Setup

Packages

library(pacman)
p_load(MASS, mice, psych, HH, ggplot2, readr, dplyr, magrittr, visreg, broom, purrr, tidyr, kirkegaard, DT, scales, purrr, ggpubr, jtools, huxtable, broom.mixed)

Data

Data retrieved from http://supp.apa.org/psycarticles/supplemental/ebs0000219/ebs0000219_supp.html.

AL <- read.csv("MMA_data_sexed_checked.csv")

For some reason this isn’t already in metric - or as Richardson calls it, “more rational units” - So I have to convert. I’ll also make subsets for men and women.

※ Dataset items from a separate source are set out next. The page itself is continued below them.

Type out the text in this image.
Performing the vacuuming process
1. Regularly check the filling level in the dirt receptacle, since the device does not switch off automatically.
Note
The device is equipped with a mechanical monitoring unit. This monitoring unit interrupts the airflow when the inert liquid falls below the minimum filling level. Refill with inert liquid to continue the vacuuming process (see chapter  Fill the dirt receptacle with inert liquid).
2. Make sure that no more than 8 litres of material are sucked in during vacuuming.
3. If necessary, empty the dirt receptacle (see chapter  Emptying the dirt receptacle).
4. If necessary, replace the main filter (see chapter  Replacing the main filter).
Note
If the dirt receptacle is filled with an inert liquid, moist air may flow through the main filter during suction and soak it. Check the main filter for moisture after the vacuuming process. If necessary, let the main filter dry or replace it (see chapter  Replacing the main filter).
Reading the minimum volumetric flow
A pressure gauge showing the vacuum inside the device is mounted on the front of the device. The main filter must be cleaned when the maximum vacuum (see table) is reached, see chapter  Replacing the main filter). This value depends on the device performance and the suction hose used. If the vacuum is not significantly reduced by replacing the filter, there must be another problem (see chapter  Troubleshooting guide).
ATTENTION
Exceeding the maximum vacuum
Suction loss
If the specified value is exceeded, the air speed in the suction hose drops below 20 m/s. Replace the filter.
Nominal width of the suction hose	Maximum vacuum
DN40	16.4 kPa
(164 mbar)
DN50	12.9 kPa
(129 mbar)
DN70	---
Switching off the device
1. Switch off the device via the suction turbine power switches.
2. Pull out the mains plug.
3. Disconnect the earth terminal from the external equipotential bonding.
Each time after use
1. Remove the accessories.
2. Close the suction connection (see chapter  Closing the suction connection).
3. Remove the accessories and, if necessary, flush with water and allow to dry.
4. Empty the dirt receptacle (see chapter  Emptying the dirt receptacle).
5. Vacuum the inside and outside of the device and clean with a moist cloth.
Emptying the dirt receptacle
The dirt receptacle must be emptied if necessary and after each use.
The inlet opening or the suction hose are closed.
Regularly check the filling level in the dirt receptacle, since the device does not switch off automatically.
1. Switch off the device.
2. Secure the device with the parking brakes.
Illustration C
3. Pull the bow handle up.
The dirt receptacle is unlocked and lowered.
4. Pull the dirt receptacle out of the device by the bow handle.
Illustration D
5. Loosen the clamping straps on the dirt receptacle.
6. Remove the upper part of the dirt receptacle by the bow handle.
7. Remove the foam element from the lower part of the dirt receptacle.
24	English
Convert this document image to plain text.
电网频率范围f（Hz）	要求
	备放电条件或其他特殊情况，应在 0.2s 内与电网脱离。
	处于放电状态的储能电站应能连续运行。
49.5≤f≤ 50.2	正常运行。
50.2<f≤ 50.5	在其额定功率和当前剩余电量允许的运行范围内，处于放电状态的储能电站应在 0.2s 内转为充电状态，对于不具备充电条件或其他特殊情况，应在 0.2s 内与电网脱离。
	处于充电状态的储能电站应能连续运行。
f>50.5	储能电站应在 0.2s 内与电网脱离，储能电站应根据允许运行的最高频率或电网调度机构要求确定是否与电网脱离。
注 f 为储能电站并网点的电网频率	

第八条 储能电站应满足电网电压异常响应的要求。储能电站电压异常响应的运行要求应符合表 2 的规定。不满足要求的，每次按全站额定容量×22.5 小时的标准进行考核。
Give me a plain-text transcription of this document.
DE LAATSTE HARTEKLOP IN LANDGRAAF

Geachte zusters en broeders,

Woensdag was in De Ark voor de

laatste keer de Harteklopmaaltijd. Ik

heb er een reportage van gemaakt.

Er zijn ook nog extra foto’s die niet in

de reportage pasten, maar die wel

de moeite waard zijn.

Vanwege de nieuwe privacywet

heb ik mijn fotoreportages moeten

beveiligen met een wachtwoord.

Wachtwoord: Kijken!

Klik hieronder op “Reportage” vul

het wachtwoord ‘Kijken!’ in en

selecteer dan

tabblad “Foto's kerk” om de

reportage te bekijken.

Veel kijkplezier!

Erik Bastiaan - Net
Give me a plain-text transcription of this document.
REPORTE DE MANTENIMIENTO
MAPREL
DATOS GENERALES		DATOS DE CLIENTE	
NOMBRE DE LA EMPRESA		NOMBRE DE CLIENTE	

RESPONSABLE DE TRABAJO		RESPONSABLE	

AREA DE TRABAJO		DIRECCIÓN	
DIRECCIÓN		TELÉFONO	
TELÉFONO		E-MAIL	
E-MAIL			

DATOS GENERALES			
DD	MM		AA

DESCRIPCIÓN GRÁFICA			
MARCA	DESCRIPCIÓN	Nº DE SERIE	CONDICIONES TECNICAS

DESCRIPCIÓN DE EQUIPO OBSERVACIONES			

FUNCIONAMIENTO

AL$Height <- AL$Height * 2.54; AL$Armspan <- AL$Armspan * 2.54; AL$Weight <- AL$Weight * 0.544
MAL <- subset(AL, sex == "male"); WAL <- subset(AL, sex == "female")
AL$sex %>% table2()
GroupCountPercent
male1.48e+0389.1
female181       10.9
0       0  

For some reason, Richardson writes “I validated the [sex assignment] algorithm’s accuracy by manually checking 50 randomly selected fighters from each inferred sex. Forty-four inferred females (88%) were indeed females (the 7 that weren’t were corrected)….” but 7 + 44 = 51. Nonetheless, I went through and checked everyone’s sex based on (1) recognizing their names (2) whether male or female classified fighters had feminine or masculine sounding names, respectively. The men seemed to be correctly classified, but Aleksa Camur, Takeya Mizugaki, Yuri Villefort, Tai Tuivasa, Stevie Ray, Callan Potter, Sage Northcutt, and Bristol Marunde were not. I did not do a complete check because that’s needlessly time consuming for a reanalysis, but I am reasonably confident that I have found most, if not all, of the errors. The table below will allow the data with these individuals’ proper sex to be downloaded and it will be given in metric initially rather than requiring conversion. I will perform all analyses using the provided data; the corrected data are provided below.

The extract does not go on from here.